A high schooler with a lot of typewriters. That's pretty much about it.
 

19-10-2014 22:32:53  #2


Re: Typewriter quirks

I'm not sure what you're describing. Are you saying that when you use a computer keyboard that you forget that's what it is, and you end up typing with it as if it was a typewriter?

I can't say that I do that, but probably only because I use both too often to mix them up. If I ever make any crossover mistakes it's hitting keys on a typewriter thinking they're in the same place as a computer keyboard. It doesn't help that I have so many typewriters and the layouts of their keys can vary a lot.

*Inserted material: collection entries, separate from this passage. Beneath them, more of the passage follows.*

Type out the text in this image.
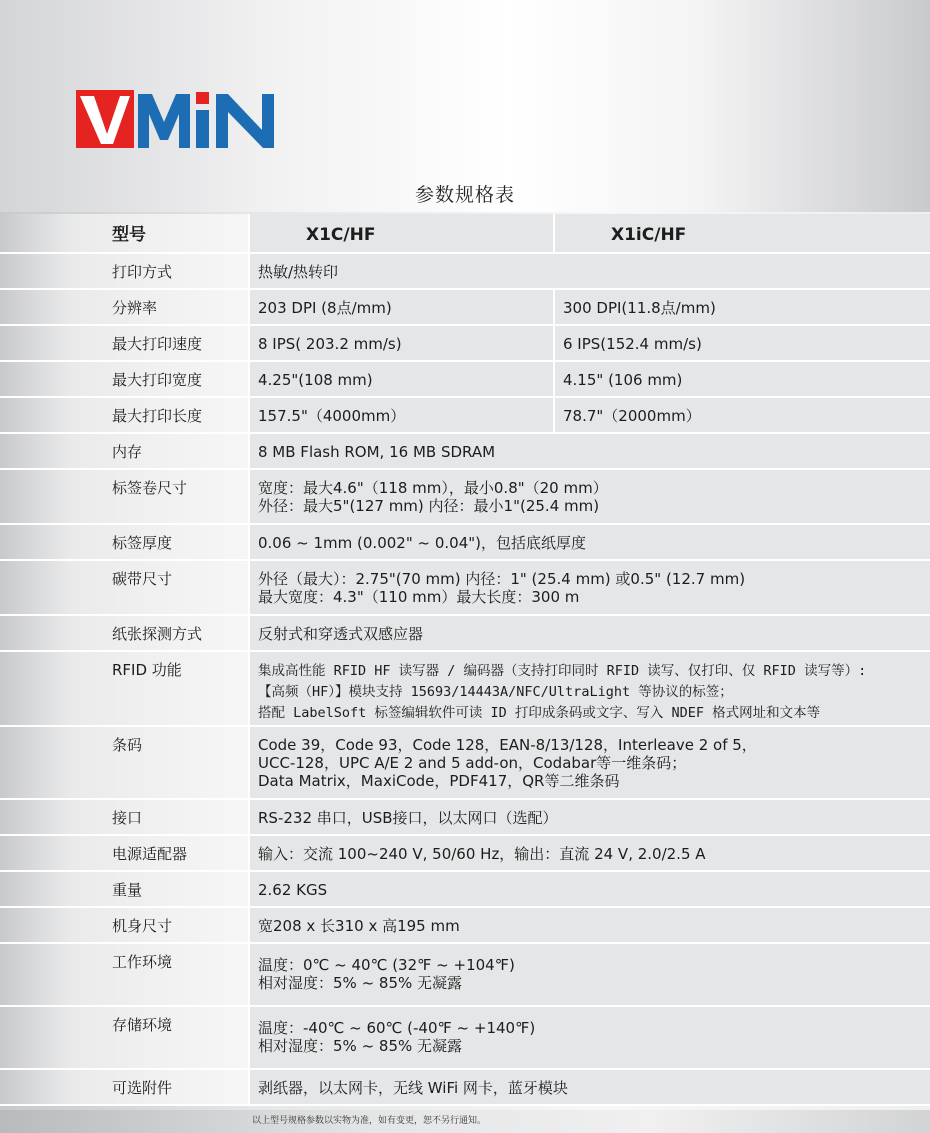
参数规格表
型号	X1C/HF	X1iC/HF
打印方式	热敏/热转印	
分辨率	203 DPI (8点/mm)	300 DPI(11.8点/mm)
最大打印速度	8 IPS( 203.2 mm/s)	6 IPS(152.4 mm/s)
最大打印宽度	4.25"(108 mm)	4.15" (106 mm)
最大打印长度	157.5"（4000mm）	78.7"（2000mm）
内存	8 MB Flash ROM, 16 MB SDRAM	
标签卷尺寸	宽度：最大4.6"（118 mm），最小0.8"（20 mm）
外径：最大5"(127 mm) 内径：最小1"(25.4 mm)	

标签厚度	0.06 ~ 1mm (0.002" ~ 0.04")，包括底纸厚度	
碳带尺寸	外径（最大）：2.75"(70 mm) 内径：1" (25.4 mm) 或0.5" (12.7 mm)
最大宽度：4.3"（110 mm）最大长度：300 m	

纸张探测方式	反射式和穿透式双感应器	
RFID 功能	集成高性能 RFID HF 读写器 / 编码器（支持打印同时 RFID 读写、仅打印、仅 RFID 读写等）:
【高频（HF）】模块支持 15693/14443A/NFC/UltraLight 等协议的标签；
搭配 LabelSoft 标签编辑软件可读 ID 打印成条码或文字、写入 NDEF 格式网址和文本等	

条码	Code 39，Code 93，Code 128，EAN-8/13/128，Interleave 2 of 5，
UCC-128，UPC A/E 2 and 5 add-on，Codabar等一维条码；
Data Matrix，MaxiCode，PDF417，QR等二维条码	

接口	RS-232 串口，USB接口，以太网口（选配）	
电源适配器	输入：交流 100~240 V, 50/60 Hz，输出：直流 24 V, 2.0/2.5 A	
重量	2.62 KGS	
机身尺寸	宽208 x 长310 x 高195 mm	
工作环境	温度：0℃ ~ 40℃ (32℉ ~ +104℉)
相对湿度：5% ~ 85% 无凝露	

存储环境	温度：-40℃ ~ 60℃ (-40℉ ~ +140℉)
相对湿度：5% ~ 85% 无凝露	

可选附件	剥纸器，以太网卡，无线 WiFi 网卡，蓝牙模块	
以上型号规格参数以实物为准，如有变更，恕不另行通知。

The pronoun has always been capitalized in the English language for more than 700 years.
 

20-10-2014 19:56:16  #3


Re: Typewriter quirks

Well I guess that's what I mean. I normally only use my SM-9 beacuse it's the center of my small collection. So I am used to its keyboard layout. However, I never seem to think a typewriter layout is a computer keboard layout, which is strange because I've used a computer before I could even spell my name correctly. But, I guess it just goes under strange things I do. Oh well.

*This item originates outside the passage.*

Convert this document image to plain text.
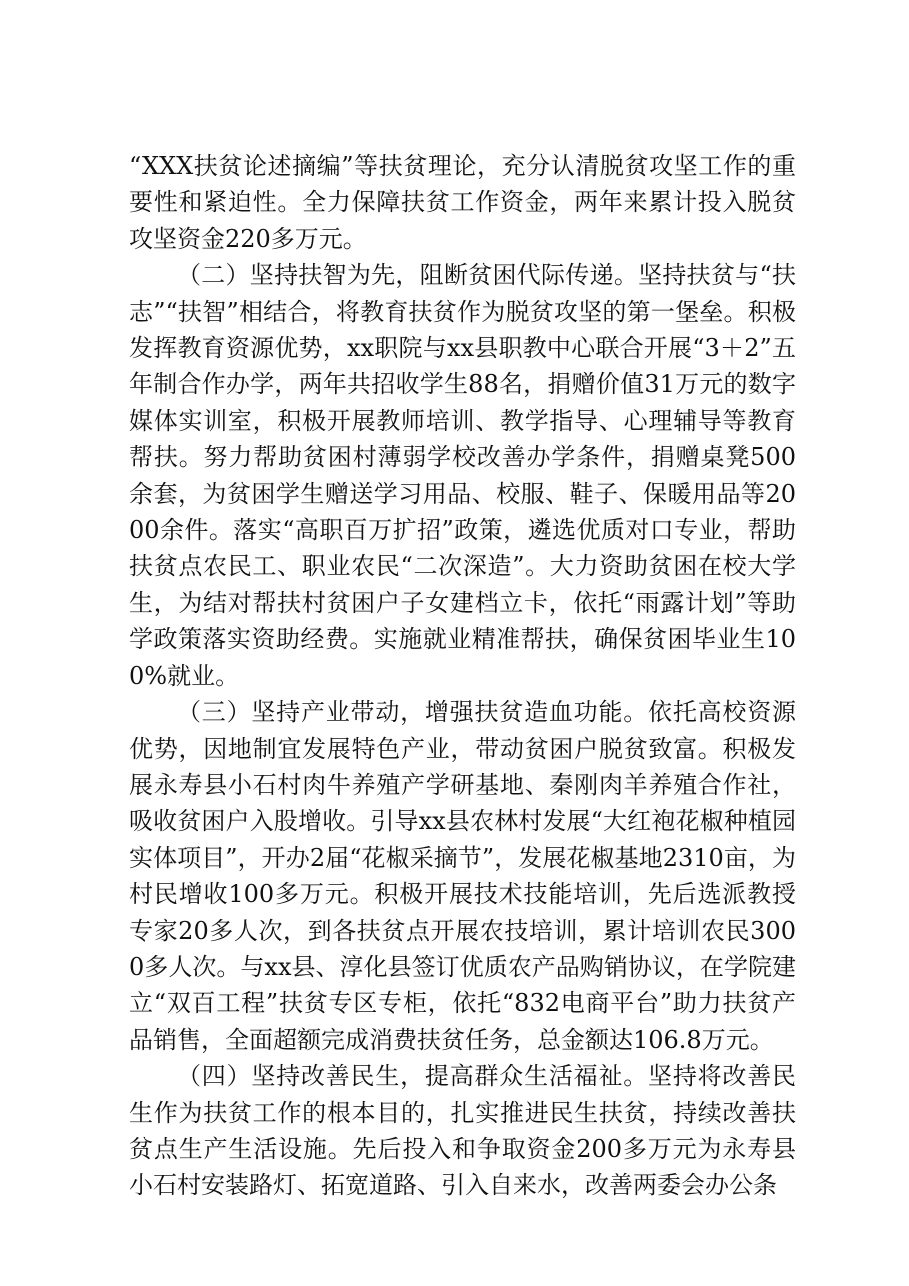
“XXX扶贫论述摘编”等扶贫理论，充分认清脱贫攻坚工作的重要性和紧迫性。全力保障扶贫工作资金，两年来累计投入脱贫攻坚资金220多万元。

（二）坚持扶智为先，阻断贫困代际传递。坚持扶贫与“扶志”“扶智”相结合，将教育扶贫作为脱贫攻坚的第一堡垒。积极发挥教育资源优势，xx职院与xx县职教中心联合开展“3＋2”五年制合作办学，两年共招收学生88名，捐赠价值31万元的数字媒体实训室，积极开展教师培训、教学指导、心理辅导等教育帮扶。努力帮助贫困村薄弱学校改善办学条件，捐赠桌凳500余套，为贫困学生赠送学习用品、校服、鞋子、保暖用品等2000余件。落实“高职百万扩招”政策，遴选优质对口专业，帮助扶贫点农民工、职业农民“二次深造”。大力资助贫困在校大学生，为结对帮扶村贫困户子女建档立卡，依托“雨露计划”等助学政策落实资助经费。实施就业精准帮扶，确保贫困毕业生100%就业。

（三）坚持产业带动，增强扶贫造血功能。依托高校资源优势，因地制宜发展特色产业，带动贫困户脱贫致富。积极发展永寿县小石村肉牛养殖产学研基地、秦刚肉羊养殖合作社，吸收贫困户入股增收。引导xx县农林村发展“大红袍花椒种植园实体项目”，开办2届“花椒采摘节”，发展花椒基地2310亩，为村民增收100多万元。积极开展技术技能培训，先后选派教授专家20多人次，到各扶贫点开展农技培训，累计培训农民3000多人次。与xx县、淳化县签订优质农产品购销协议，在学院建立“双百工程”扶贫专区专柜，依托“832电商平台”助力扶贫产品销售，全面超额完成消费扶贫任务，总金额达106.8万元。

（四）坚持改善民生，提高群众生活福祉。坚持将改善民生作为扶贫工作的根本目的，扎实推进民生扶贫，持续改善扶贫点生产生活设施。先后投入和争取资金200多万元为永寿县小石村安装路灯、拓宽道路、引入自来水，改善两委会办公条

A high schooler with a lot of typewriters. That's pretty much about it.
     Thread Starter
 

23-1-2015 06:39:05  #4


Re: Typewriter quirks

Hi ztyper. It is taking me weeks to work all through this giant forum! Here's what I did. I spent ages with that amazing 1944 US Navy video on typing - it's on YouTube - and really concentrated and practiced. You can have the video on the computer and be typing in front of it on a typewriter. Then I found some online touch typing websites where you type directly into their interactive practice session. I'm still not a touch typist but only because I don't force myself not to look often enough. But the thing is, by doing it this way on both machines, you kind of get used to it as one thing in two ways... I do love the typewriter but my typing for work has improved exponentially - I was fast before but made hundreds of mistakes. Now I only make dozens of mistakes ;)

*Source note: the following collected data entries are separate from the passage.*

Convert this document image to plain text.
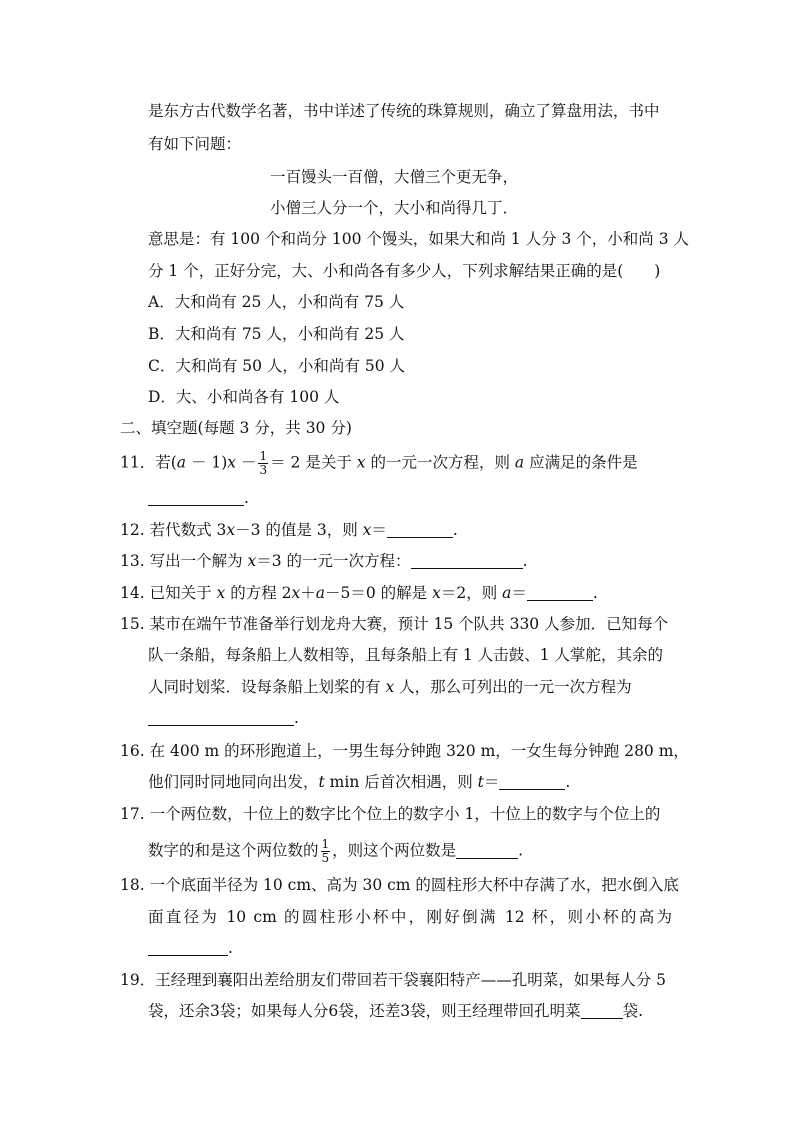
是东方古代数学名著，书中详述了传统的珠算规则，确立了算盘用法，书中
有如下问题：
一百馒头一百僧，大僧三个更无争，
小僧三人分一个，大小和尚得几丁．
意思是：有 100 个和尚分 100 个馒头，如果大和尚 1 人分 3 个，小和尚 3 人
分 1 个，正好分完，大、小和尚各有多少人，下列求解结果正确的是(　　)
A．大和尚有 25 人，小和尚有 75 人
B．大和尚有 75 人，小和尚有 25 人
C．大和尚有 50 人，小和尚有 50 人
D．大、小和尚各有 100 人
二、填空题(每题 3 分，共 30 分)
11．若$(a - 1)x - \frac{1}{3} = 2$ 是关于 x 的一元一次方程，则 a 应满足的条件是
.
12. 若代数式 3x－3 的值是 3，则 x＝	.
13. 写出一个解为 x＝3 的一元一次方程：	.
14. 已知关于 x 的方程 2x＋a－5＝0 的解是 x＝2，则 a＝	.
15. 某市在端午节准备举行划龙舟大赛，预计 15 个队共 330 人参加．已知每个
队一条船，每条船上人数相等，且每条船上有 1 人击鼓、1 人掌舵，其余的
人同时划桨．设每条船上划桨的有 x 人，那么可列出的一元一次方程为
.
16. 在 400 m 的环形跑道上，一男生每分钟跑 320 m，一女生每分钟跑 280 m，
他们同时同地同向出发，t min 后首次相遇，则 t＝	.
17. 一个两位数，十位上的数字比个位上的数字小 1，十位上的数字与个位上的
数字的和是这个两位数的 $\frac{1}{5}$ ，则这个两位数是	.
18. 一个底面半径为 10 cm、高为 30 cm 的圆柱形大杯中存满了水，把水倒入底
面直径为 10 cm 的圆柱形小杯中，刚好倒满 12 杯，则小杯的高为
.
19．王经理到襄阳出差给朋友们带回若干袋襄阳特产——孔明菜，如果每人分 5
袋，还余3袋；如果每人分6袋，还差3袋，则王经理带回孔明菜	袋.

Also, I love having typewriters with different keys; the one thing I cannot get with, though, is when the margin release and backspace key are reversed!!

 

20-2-2016 20:08:37  #5


Re: Typewriter quirks

I guess it's all in what you get used to.  I remember back in the Mesozoic era when I was in tenth grade in high school, I had a morning typing class.  We used 1981 IBM selectrics.  After banging away on one of those, at about lunchtime, I would go into another room and drag out my trusty 1955 Underwood 150 manual typewriter and start typing stuff for the coaches.  I did this a whole year, and earned a full letterjacket for it.  But I got used to both the soft feel of a selectric and the more rugged feel of an Underwood.  When you use multiple kinds of keyboards, it all starts to get easier.